In the past several years, a number of artificial estrogens have been developed to provide some of the benefits of estrogen replacement therapy while avoiding some of the risks for women who aren't good candidates for MHT. In other words, the artificial estrogens act like estrogens with some of the body's tissues, but they don't act like estrogens with others. These so-called “designer estrogens” are more correctly referred to as selective estrogen receptor modulators or SERMs Some health care providers prescribe SERMs to combat bone loss in postmenopausal patients who can't or choose not to use MHT but who are at risk of developing osteoporosis. Following are the most common SERMs in use today:
Tamoxifen (sold under the brand name Nolvadex) has been in use for some years to help reduce the potential for recurrence of estrogen-dependent breast cancer in women with a history of that disease. Ongoing study and scrutiny of Tamoxifen indicate that it isn't an “ideal answer” for postmenopausal women. Some studies have linked it to an increased risk of endometrial polyps, blood clots, and possibly precancerous endometrial hyperplasia.

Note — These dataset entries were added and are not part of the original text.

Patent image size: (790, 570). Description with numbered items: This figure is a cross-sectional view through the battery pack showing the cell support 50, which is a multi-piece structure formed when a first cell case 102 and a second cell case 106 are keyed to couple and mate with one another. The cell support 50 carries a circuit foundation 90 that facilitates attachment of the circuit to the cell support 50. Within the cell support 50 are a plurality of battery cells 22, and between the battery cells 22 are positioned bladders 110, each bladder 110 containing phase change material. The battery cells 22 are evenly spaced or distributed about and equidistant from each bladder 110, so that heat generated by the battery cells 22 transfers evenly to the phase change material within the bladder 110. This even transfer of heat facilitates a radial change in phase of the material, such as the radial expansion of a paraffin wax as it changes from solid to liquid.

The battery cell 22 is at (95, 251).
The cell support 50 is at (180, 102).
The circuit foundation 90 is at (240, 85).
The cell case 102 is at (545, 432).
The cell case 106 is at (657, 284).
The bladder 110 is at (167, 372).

Raloxifene was approved by the FDA in 1997 for use in the prevention of osteoporosis, and was marketed in 1998 under the brand name Evista. Though still under study, raloxifene has been found to maintain a certain amount of bone density in some patients, without increasing the risk of breast or uterine cancer. Because it doesn't appear to have any adverse effects on the endometrium, women who still have their uterus don't need to take progestin or progesterone when on raloxifene. However, some studies show that raloxifene is only about half as effective as estrogen at increasing bone density. Raloxifene's effect on cholesterol is still unknown; though it appears to reduce LDL cholesterol, it hasn't been shown to increase “good” HDL cholesterol the way estrogen does. The risk of blood clots with raloxifene seems to be similar to that of estrogen, and raloxifene has shown no beneficial effect in reducing hot flashes. It actually increases hot flashes in some patients.

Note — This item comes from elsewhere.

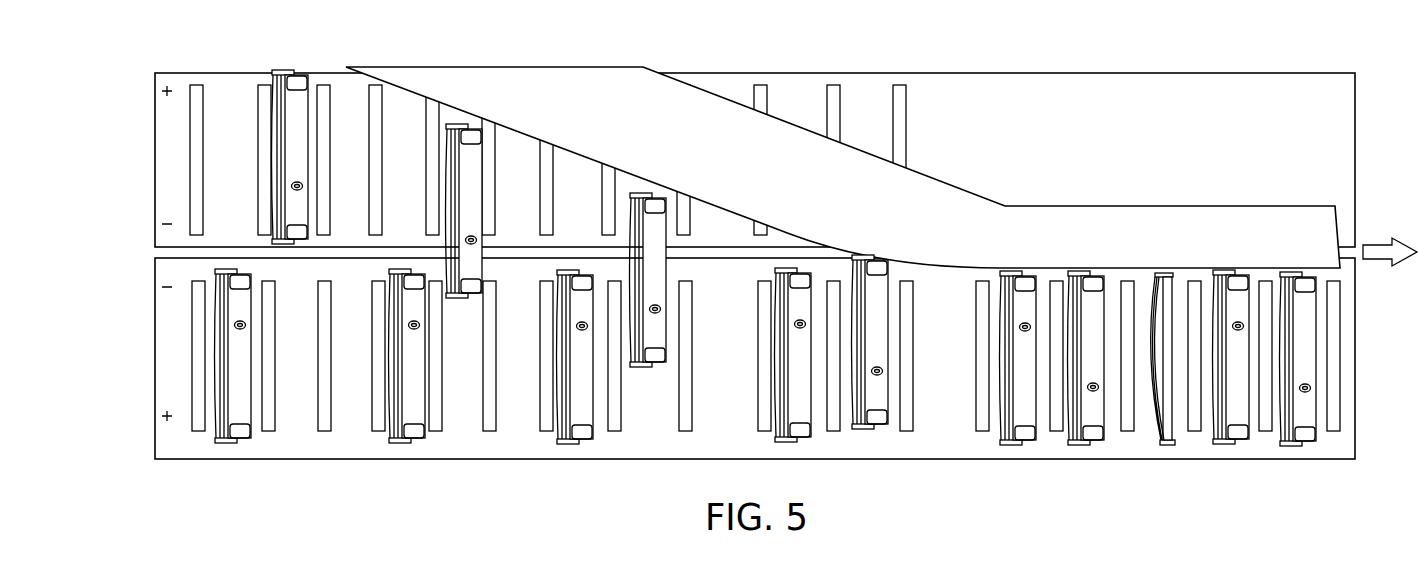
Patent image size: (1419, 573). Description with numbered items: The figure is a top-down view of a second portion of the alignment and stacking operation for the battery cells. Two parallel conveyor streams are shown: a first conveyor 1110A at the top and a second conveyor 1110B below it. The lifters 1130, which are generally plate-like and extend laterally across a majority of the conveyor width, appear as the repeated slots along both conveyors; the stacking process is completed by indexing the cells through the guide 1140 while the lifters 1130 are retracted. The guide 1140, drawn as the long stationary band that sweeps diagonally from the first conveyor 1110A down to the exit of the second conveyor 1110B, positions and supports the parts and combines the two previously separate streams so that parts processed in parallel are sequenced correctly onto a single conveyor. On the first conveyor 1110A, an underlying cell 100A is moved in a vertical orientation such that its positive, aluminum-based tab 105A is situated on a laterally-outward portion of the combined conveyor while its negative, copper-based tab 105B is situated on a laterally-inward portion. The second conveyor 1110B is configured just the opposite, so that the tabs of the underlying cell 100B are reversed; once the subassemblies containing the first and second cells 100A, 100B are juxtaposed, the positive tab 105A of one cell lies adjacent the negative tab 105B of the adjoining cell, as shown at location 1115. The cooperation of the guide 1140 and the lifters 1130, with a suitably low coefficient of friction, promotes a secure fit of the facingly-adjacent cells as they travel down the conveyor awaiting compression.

SERMs show great promise for postmenopausal treatment without the risks of traditional hormones. They are typically used for treatment of bone loss, and more recently, for vaginal atrophy. New versions of this category of drug are being developed, and side effects are being studied to see whether they are a good substitute for hormones in women who have those symptoms.
Lasofoxifene, one of the newer SERMs, was shown, at a 2005 meeting of the North American Menopause Society (NAMS), to relieve the symptoms of vaginal atrophy, and is the first SERM to definitively improve this menopausal symptom.